Onderhandelingen visquota in volle gang
KOPENHAGEN/BRUSSEL. Het zijn spannende weken voor de Nederlandse kottervissers. Op diverse fronten wordt onderhandeld over de vangstquota voor 2016. De gewraakte aanlandplicht hangt als een zwaard van Damocles boven de besprekingen.
Maandag starten in Kopenhagen onderhandelingen tussen de Europese Unie en Noorwegen over de vangstquota in de gezamenlijk beheerde Noordzee. Voor de Nederlandse kottervissers is bij deze besprekingen vooral de schol van belang, zegt directeur Pim Visser van VisNed, de belangenorganisatie van de kottervissers. „We zetten in op 15 procent verhoging van het quotum. Dat zou geen probleem moeten zijn.”
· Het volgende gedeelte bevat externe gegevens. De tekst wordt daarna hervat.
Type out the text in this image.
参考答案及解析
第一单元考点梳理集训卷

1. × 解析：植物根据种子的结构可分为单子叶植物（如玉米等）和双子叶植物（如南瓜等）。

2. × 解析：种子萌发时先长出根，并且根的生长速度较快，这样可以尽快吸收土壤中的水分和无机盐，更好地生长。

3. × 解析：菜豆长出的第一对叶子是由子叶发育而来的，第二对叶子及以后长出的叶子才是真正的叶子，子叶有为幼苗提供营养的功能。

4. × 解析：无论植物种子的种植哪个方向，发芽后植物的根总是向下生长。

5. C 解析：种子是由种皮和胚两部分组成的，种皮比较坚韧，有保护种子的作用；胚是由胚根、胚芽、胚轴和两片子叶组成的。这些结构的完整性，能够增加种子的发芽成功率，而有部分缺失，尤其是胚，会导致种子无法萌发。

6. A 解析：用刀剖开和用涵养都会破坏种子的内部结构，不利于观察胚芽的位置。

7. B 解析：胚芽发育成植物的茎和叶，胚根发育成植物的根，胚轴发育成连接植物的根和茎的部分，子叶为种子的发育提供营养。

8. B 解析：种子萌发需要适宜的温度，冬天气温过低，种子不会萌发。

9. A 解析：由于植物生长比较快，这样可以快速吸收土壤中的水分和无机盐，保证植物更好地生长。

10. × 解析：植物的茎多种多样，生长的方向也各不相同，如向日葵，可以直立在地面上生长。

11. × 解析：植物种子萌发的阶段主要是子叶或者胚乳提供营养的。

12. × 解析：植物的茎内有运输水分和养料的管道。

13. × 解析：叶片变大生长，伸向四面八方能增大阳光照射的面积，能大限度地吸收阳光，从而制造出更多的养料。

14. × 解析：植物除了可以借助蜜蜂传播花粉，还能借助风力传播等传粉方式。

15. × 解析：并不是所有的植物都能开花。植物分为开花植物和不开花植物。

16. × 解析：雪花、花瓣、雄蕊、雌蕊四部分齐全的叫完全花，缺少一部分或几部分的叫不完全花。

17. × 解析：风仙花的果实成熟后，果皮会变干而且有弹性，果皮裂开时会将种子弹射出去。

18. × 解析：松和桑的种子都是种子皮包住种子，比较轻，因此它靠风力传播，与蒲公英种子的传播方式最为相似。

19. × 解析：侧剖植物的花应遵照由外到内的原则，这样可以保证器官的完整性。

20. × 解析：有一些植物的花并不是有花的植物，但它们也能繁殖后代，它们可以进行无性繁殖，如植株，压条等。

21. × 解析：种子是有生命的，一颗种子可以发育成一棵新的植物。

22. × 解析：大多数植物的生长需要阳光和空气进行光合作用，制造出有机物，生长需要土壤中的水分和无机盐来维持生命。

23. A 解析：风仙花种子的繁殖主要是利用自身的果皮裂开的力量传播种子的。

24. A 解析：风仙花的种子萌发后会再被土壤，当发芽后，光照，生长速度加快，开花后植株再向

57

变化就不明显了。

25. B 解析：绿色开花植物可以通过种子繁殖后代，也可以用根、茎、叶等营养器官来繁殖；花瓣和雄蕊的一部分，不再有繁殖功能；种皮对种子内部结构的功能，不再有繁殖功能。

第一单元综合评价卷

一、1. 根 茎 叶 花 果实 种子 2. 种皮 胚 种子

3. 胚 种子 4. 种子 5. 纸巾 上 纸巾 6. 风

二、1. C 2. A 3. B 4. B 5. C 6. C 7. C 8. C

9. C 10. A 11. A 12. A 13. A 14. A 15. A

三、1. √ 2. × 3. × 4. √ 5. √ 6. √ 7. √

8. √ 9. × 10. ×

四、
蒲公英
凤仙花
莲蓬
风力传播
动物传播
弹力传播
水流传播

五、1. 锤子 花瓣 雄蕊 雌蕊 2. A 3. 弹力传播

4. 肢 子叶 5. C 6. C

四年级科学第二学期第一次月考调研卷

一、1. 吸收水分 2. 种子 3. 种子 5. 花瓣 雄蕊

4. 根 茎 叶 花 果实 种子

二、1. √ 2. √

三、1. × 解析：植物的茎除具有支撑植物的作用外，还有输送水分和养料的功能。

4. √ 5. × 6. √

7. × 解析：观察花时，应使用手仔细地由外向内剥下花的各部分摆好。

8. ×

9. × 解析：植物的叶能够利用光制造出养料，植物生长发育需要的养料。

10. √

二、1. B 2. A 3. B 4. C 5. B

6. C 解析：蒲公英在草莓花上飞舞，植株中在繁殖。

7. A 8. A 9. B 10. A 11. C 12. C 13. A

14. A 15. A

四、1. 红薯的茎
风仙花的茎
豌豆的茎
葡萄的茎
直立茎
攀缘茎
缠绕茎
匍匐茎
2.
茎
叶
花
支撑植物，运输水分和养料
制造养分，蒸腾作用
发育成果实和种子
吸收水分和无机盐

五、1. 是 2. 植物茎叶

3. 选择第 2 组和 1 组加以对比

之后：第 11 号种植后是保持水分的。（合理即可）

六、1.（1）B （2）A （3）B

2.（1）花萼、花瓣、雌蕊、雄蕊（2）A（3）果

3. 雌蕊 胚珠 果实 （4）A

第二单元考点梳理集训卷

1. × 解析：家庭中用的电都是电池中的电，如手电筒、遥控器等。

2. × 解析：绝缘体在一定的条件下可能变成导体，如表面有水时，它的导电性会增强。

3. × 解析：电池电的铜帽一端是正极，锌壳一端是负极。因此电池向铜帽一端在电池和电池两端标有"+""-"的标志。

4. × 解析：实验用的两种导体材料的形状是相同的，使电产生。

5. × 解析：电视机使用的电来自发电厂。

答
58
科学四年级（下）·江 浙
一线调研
Het scholbestand in de Noordzee groeit al jaren. Afgelopen zomer meldde de Internationale Raad voor Onderzoek der Zee (ICES) dat er meer dan 900.000 ton volwassen vis van deze soort rondzwemt, de grootste hoeveelheid sinds het begin van de metingen in 1957.
Voor de Nederlandse kottervloot zijn schol, tong en kabeljauw de belangrijkste soorten. Op haring wordt door grote trawlers gevist. Voor deze vier soorten zijn beheerplannen van kracht, die ervoor moeten zorgen dat de bestanden op een verantwoord peil blijven. Het beheerplan voor schol laat een maximale stijging toe van 15 procent van het quotum. Voor tong blijft het ICES-advies volgens meerjarenafspraken stabiel op een kleine 12.000 ton.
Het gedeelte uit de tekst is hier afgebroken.